La spirale di violenza nella quale la Turchia sta sprofondando è difficile da spezzare per diversi motivi. Per prima cosa nel Paese della mezzaluna agiscono gruppi di terroristi diversi, con obiettivi diversi che scelgono bersagli differenti. Le formazioni di matrice indipendentista curda, il Pkk e il gruppo scissionista Tak (i Falchi per la libertà del Kurdistan), colpiscono soprattutto militari e polizia. Il che non significa, naturalmente, che nelle loro azioni non finiscano conivolti anche molti civili. Come, per esempio, nell’attentato di Besiktas. I marxisti-leninisti del Dhkp-C si affidano ad azioni isolate ma spettacolari, compiute da pochi uomini, che hanno come obiettivi simboli del potere o le forze di sicurezza. L’Isis, invece, mira direttamente alla popolazione civile, turisti o turchi, sparando raffiche di mitra oppure per mezzo di attentatori suicidi.

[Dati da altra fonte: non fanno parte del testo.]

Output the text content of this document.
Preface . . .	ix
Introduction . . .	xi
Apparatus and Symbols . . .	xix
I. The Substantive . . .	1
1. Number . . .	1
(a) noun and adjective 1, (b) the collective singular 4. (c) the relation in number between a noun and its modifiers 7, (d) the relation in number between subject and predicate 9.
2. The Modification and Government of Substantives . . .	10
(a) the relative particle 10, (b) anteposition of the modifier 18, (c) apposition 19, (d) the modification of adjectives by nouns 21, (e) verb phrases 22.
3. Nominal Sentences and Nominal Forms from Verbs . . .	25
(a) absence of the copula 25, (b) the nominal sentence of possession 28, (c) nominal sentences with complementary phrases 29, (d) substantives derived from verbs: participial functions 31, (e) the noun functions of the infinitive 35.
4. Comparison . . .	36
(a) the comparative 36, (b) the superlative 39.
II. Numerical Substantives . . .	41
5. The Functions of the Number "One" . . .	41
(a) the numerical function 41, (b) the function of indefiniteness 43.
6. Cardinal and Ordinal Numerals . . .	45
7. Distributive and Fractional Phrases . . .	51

L’organizzazione di Fethullah Gulen, ritenuto da Ankara senza alcun dubbio la mente dietro il tentato golpe del 15 luglio, è qualcosa di ancora diverso. Una sorta di Stato parallelo, come viene definito, che negli anni ha infiltrato i suoi uomini all’interno della magistratura, dell’esercito, della polizia e così via. Anche nel caso del killer dell’ambasciatore russo, al di là della rivendicazione jihadista, molti elementi collegano l’agente ad ambienti gulenisti.
A complicare la situazione e a renderla ancora più esplosiva c’è poi la questione siriana. Il caos della Siria sembra contagiare sempre più il Paese della mezzaluna che ormai combatte una guerra aperta contro l’Isis. Non solo ma è guardata con sospetto e astio anche dagli altri gruppi jihadisti dopo il recente accordo con la Russia che ha portato ad un cessate il fuoco, supportato dalle Nazioni Unite. Mosca, infatti, è lo sponsor di Assad e dunque nemica giurata dei gruppi islamisti che al regime siriano si oppongono.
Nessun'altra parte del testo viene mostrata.